Think about one central place where shoppers can find all the ingredients for a gourmet dinner, pick up a fresh floral centerpiece to adorn the table, and even purchase cookware and dishes to prepare and serve the meal.

This possibility comes a little closer to reality with the openings of two Wegmans stores in the South Jersey area. The supermarket chain's Mount Laurel location opened its doors back in March, and its Cherry Hill branch is set to open on Sunday along Route 70 West.

"We offer everything from Tide detergent to black truffles," said Jo Natale, spokesman for the chain. "We pride ourselves on quality and low prices."

In addition to housing a "market cafe" including ready-to heat-entrees, sushi, pizza, sandwiches and specialty coffees, the 125,000-square-foot supermarkets contain rather extensive kosher selections. They offer kosher party platters, bakery goods and various meats and dairy items, said Ellen Campbell, category merchant for Wegmans.

Though the stores are not under rabbinic supervision, Campbell said that as required by the Kosher Enforcement Bureau of the New Jersey Division of Consumer Affairs, a certificate is displayed in the kosher section describing their understanding of the term "kosher" and explaining how the store keeps it.

Of particular note to its Jewish customers, the Mount Laurel shop published a meal guide to Passover this year, which suggested breakfast, lunch and dinner recipes for the notably hard-to-be-creative-in-the-kitchen holiday. Also, for just a buck, parents could buy the Wegmans Passover coloring book, which explained various parts of the seder and the history of the holiday.

Betzy Abramson, the administrative assistant at Temple Beth Sholom in Cherry Hill, said that there's been quite a buzz around the synagogue over the fact that a Wegmans is opening in their neck of the woods.

"I've gone to the Mount Laurel store and had dinner in their café, which is very convenient," said Abramson. "It's nice to go there and eat." (The Wegmans eateries are not certified kosher.)

Abramson said, at this time, the synagogue didn't know if Wegmans would be participating in SCRIP, a fundraising program where congregants can purchase gift cards to certain area stores, like ShopRite, Macy's and Stop and Shop. The synagogue receives 5 percent of the card.

It All Began With Produce

The Wegmans stores began in 1916 when Jack Wegman opened Rochester Fruit & Vegetable Company in Rochester, N.Y., selling merely produce.

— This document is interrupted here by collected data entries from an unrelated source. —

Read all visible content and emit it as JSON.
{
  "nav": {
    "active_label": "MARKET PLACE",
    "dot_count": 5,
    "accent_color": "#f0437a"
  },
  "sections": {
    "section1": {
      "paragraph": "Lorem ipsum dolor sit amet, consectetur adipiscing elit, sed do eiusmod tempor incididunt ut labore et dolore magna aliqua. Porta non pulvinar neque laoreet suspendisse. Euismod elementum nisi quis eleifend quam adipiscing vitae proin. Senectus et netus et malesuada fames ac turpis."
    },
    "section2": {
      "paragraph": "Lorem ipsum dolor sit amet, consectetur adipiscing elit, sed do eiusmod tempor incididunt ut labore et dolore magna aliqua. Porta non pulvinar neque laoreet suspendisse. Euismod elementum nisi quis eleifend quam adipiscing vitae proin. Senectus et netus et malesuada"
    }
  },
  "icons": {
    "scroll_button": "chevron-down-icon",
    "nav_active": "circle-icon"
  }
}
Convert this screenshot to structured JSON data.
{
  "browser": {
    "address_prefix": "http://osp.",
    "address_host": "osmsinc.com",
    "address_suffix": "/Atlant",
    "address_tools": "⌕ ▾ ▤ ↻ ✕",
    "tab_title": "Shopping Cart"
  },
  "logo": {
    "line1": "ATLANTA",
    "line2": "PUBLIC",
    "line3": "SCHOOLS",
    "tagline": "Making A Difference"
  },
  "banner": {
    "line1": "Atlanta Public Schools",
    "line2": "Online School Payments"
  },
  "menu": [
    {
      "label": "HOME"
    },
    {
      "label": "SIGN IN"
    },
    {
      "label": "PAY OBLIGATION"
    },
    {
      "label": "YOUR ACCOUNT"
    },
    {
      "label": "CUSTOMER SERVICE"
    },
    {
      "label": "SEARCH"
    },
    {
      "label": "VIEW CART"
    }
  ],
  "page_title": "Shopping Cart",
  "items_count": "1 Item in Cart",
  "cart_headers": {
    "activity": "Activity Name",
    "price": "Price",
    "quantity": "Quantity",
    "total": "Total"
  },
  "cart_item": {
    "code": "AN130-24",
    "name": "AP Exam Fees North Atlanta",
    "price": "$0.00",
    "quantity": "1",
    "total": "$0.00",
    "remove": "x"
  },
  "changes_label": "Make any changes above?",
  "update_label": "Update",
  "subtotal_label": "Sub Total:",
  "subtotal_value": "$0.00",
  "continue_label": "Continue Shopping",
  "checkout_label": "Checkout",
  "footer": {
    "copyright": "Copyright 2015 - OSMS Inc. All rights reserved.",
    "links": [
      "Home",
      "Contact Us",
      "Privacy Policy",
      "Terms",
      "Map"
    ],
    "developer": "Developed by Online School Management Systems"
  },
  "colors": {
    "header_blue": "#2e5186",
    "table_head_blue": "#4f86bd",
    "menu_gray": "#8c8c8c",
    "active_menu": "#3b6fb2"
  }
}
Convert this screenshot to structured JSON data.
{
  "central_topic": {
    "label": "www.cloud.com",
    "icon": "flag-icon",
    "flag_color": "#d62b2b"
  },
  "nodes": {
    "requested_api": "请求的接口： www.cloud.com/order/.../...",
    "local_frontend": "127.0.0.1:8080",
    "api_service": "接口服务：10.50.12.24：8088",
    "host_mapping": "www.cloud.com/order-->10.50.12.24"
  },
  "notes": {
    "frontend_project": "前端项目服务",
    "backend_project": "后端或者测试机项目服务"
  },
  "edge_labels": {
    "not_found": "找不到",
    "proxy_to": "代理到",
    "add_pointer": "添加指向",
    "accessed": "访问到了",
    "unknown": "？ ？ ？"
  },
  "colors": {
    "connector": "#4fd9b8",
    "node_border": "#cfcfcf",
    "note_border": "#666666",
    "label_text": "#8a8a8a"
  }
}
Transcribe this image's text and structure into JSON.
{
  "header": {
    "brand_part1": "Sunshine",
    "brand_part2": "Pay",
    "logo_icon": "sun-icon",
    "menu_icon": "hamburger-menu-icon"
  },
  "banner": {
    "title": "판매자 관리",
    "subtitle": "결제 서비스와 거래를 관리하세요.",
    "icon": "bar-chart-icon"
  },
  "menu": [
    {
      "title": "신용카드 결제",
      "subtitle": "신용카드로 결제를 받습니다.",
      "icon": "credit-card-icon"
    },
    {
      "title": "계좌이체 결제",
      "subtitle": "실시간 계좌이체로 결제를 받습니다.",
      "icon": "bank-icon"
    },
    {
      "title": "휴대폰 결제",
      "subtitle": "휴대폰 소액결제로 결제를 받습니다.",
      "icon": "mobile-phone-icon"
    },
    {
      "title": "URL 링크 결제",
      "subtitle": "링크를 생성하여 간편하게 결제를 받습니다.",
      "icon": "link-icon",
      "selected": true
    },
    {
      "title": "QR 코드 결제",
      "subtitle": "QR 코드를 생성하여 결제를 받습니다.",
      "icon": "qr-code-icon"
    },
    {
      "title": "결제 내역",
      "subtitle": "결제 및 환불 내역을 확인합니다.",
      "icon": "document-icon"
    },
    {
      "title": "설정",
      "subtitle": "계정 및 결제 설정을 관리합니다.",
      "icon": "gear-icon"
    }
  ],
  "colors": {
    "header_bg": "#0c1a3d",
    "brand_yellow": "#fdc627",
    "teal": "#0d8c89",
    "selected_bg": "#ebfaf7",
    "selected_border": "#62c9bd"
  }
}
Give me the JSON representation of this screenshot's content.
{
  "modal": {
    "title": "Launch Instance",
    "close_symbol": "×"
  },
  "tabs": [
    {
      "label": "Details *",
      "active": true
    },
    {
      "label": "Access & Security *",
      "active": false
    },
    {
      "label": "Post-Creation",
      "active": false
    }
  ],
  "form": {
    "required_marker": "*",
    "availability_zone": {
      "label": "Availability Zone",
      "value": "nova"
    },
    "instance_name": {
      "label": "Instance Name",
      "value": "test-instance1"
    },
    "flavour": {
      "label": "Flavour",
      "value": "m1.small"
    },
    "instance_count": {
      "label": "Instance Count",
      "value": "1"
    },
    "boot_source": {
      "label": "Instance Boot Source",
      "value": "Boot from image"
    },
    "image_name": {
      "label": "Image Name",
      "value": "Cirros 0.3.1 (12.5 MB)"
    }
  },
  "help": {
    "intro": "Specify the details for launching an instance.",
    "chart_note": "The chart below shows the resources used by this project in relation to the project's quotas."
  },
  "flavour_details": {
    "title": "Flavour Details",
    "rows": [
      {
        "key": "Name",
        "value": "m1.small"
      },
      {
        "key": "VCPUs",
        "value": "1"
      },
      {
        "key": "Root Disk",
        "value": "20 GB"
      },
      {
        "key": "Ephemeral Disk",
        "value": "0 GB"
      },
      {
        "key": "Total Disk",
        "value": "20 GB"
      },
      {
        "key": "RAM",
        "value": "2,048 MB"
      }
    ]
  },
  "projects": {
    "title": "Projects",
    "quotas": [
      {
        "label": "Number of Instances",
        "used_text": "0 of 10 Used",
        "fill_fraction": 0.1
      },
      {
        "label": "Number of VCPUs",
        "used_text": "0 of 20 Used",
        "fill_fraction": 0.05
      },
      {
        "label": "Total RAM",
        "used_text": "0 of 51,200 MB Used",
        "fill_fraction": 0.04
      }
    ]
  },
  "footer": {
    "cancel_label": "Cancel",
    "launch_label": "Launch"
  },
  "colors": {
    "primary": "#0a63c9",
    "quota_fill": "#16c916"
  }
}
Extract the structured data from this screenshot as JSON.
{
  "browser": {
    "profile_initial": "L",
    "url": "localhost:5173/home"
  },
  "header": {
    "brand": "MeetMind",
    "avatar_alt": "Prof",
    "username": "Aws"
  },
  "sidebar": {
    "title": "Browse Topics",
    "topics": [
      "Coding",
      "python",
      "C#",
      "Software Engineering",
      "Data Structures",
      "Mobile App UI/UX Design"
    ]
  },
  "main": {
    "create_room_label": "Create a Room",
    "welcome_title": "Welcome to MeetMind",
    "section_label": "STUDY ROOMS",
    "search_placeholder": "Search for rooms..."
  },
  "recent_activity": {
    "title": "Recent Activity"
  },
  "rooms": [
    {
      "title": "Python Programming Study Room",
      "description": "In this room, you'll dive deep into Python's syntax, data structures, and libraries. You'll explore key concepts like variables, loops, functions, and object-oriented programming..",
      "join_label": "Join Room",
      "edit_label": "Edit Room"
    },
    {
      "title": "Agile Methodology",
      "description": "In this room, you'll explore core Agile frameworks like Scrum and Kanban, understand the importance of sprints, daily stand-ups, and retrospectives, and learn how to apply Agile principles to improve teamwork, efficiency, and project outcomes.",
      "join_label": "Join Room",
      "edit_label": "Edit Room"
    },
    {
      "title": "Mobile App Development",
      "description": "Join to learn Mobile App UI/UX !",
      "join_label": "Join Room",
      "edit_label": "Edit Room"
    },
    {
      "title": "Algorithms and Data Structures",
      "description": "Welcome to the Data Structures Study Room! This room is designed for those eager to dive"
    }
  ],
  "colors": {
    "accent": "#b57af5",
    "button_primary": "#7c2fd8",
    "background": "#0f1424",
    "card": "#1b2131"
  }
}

Over the next several years, the store took on its now eponymous name, expanded to include general groceries, bakery items and frozen foods, and eventually opened stores across New York state. It wasn't until 1993 that the family-owned chain crossed the border and set up shop in Erie, Pa.

Within the past few years, the store rolled out Menu magazine, its in-house quarterly that is also mailed to certain shoppers. On a regular basis, said Natale, cooking demonstrations are given in the stores utilizing recipes from the magazine.

According to Natale, each year the company opens about two or three stores within New York, New Jersey, Pennsylvania, Maryland and Virginia.

The opening of the Cherry Hill store will be the 71st for the chain. As with other Wegmans, it will offer a French pastry shop, fresh seafood, international foods, a cheese shop and imported olives. In addition, it will house a pharmacy, photo lab, and offer greeting cards and gift items.